En publiant une traduction fidèle, sinon élégante, de la lettre adressée par Maïmonide aux rabbins marseillais du XIIᵉ siècle, nous n’avons pas la prétention de renouer une chaîne dont nous serions le dernier anneau. Nous avons voulu indiquer à nos chers concitoyens de l’antique Massilia, de quelle estime jouissaient les rabbins marseillais, ses contemporains, auprès du plus grand docteur de la Synagogue.


Note de l’édition en ligne

[*] La ville est identifiée comme étant Montpellier dans les éditions récentes. Voir : Maïmonide, Lettre sur l’astrologie, traduit de l’hébreu et annoté par René Lévy. Paris : Allia, 2001.

Notes du traducteur

[1] Né à Cordoue 1135, mort au Vieux-Caire 1204.

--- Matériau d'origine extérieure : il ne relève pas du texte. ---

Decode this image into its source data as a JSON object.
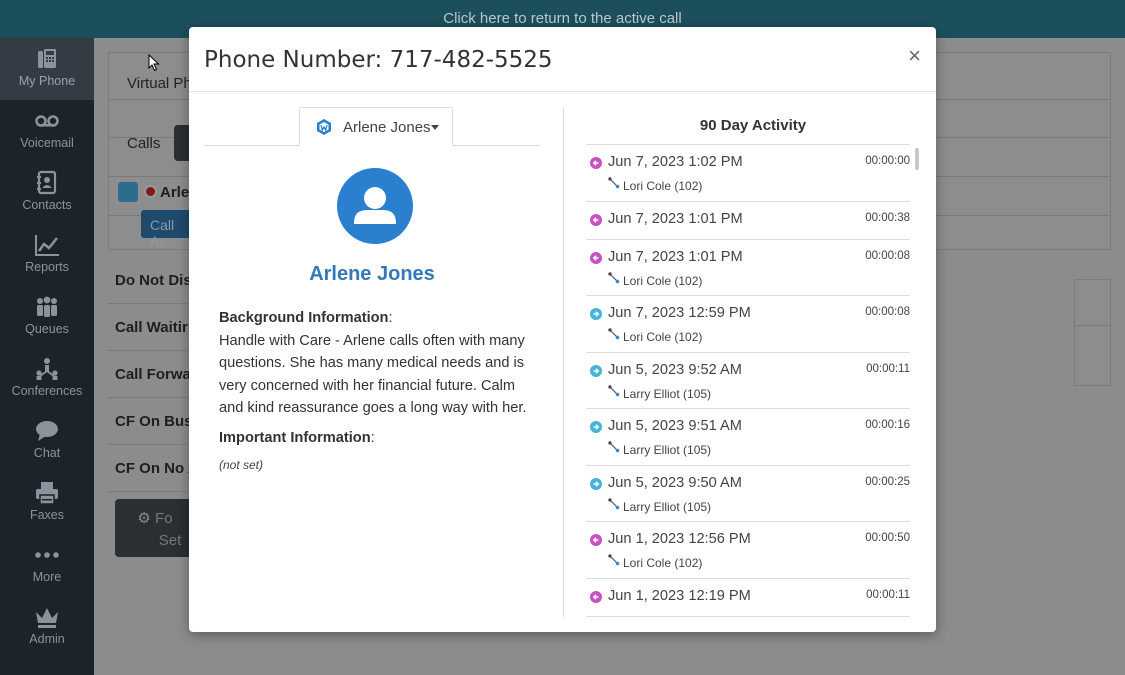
{
  "top_bar": {
    "text": "Click here to return to the active call"
  },
  "sidebar": {
    "items": [
      {
        "label": "My Phone",
        "icon": "phone-icon",
        "active": true
      },
      {
        "label": "Voicemail",
        "icon": "voicemail-icon"
      },
      {
        "label": "Contacts",
        "icon": "contacts-icon"
      },
      {
        "label": "Reports",
        "icon": "reports-icon"
      },
      {
        "label": "Queues",
        "icon": "queues-icon"
      },
      {
        "label": "Conferences",
        "icon": "conferences-icon"
      },
      {
        "label": "Chat",
        "icon": "chat-icon"
      },
      {
        "label": "Faxes",
        "icon": "fax-icon"
      },
      {
        "label": "More",
        "icon": "more-icon"
      },
      {
        "label": "Admin",
        "icon": "admin-icon"
      }
    ]
  },
  "background": {
    "virtual_phone": "Virtual Ph",
    "calls_tab": "Calls",
    "caller": "Arle",
    "call_action_btn": "Call Ac",
    "settings": [
      "Do Not Dis",
      "Call Waitir",
      "Call Forwa",
      "CF On Busy",
      "CF On No A"
    ],
    "forward_btn_line1": "Fo",
    "forward_btn_line2": "Set"
  },
  "modal": {
    "title": "Phone Number: 717-482-5525",
    "close": "×",
    "contact_tab_label": "Arlene Jones",
    "contact_name": "Arlene Jones",
    "background_info_label": "Background Information",
    "background_info_text": "Handle with Care - Arlene calls often with many questions. She has many medical needs and is very concerned with her financial future. Calm and kind reassurance goes a long way with her.",
    "important_info_label": "Important Information",
    "important_info_value": "(not set)",
    "activity_title": "90 Day Activity",
    "activity": [
      {
        "direction": "inbound",
        "date": "Jun 7, 2023 1:02 PM",
        "duration": "00:00:00",
        "agent": "Lori Cole (102)"
      },
      {
        "direction": "inbound",
        "date": "Jun 7, 2023 1:01 PM",
        "duration": "00:00:38",
        "agent": ""
      },
      {
        "direction": "inbound",
        "date": "Jun 7, 2023 1:01 PM",
        "duration": "00:00:08",
        "agent": "Lori Cole (102)"
      },
      {
        "direction": "outbound",
        "date": "Jun 7, 2023 12:59 PM",
        "duration": "00:00:08",
        "agent": "Lori Cole (102)"
      },
      {
        "direction": "outbound",
        "date": "Jun 5, 2023 9:52 AM",
        "duration": "00:00:11",
        "agent": "Larry Elliot (105)"
      },
      {
        "direction": "outbound",
        "date": "Jun 5, 2023 9:51 AM",
        "duration": "00:00:16",
        "agent": "Larry Elliot (105)"
      },
      {
        "direction": "outbound",
        "date": "Jun 5, 2023 9:50 AM",
        "duration": "00:00:25",
        "agent": "Larry Elliot (105)"
      },
      {
        "direction": "inbound",
        "date": "Jun 1, 2023 12:56 PM",
        "duration": "00:00:50",
        "agent": "Lori Cole (102)"
      },
      {
        "direction": "inbound",
        "date": "Jun 1, 2023 12:19 PM",
        "duration": "00:00:11",
        "agent": ""
      }
    ]
  },
  "colors": {
    "top_bar": "#1c4f5c",
    "sidebar": "#1b232b",
    "accent_blue": "#2a7fcf",
    "name_blue": "#3479b7",
    "inbound": "#c94fc5",
    "outbound": "#45b4dd"
  }
}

[2] Dans les Summa theologiæ et dans les Quæstiones.

[3] Charton, Voyageurs anciens et modernes, tome II, page 160.

[4] V. Grotz, tome 6 notes.

[5] Correspondance de Maïmonide. — Lettre aux Docteurs de Lunel.

« Lettre de Maïmonide au collège rabbinique de Marseille (27 septembre 1194) ». Présentation et traduction de Jonas Weyl, dans : La Famille de Jacob. Recueil d’instructions religieuses. Publication mensuelle. Avignon. Vol.19 F°01 (1877), p.8-10 et Vol.19 F°02 (1877), p.45-53 [Version numérisée : bibliothèque numérique de l’Alliance israélite universelle].

Tiré à part : Lettre de Maïmonide au collège rabbinique de Marseille (27 septembre 1194), traduite pour la première fois en français avec avant-propos historique par Jonas Weyl. Publication : Avignon : impr. de Gros frères, 1877.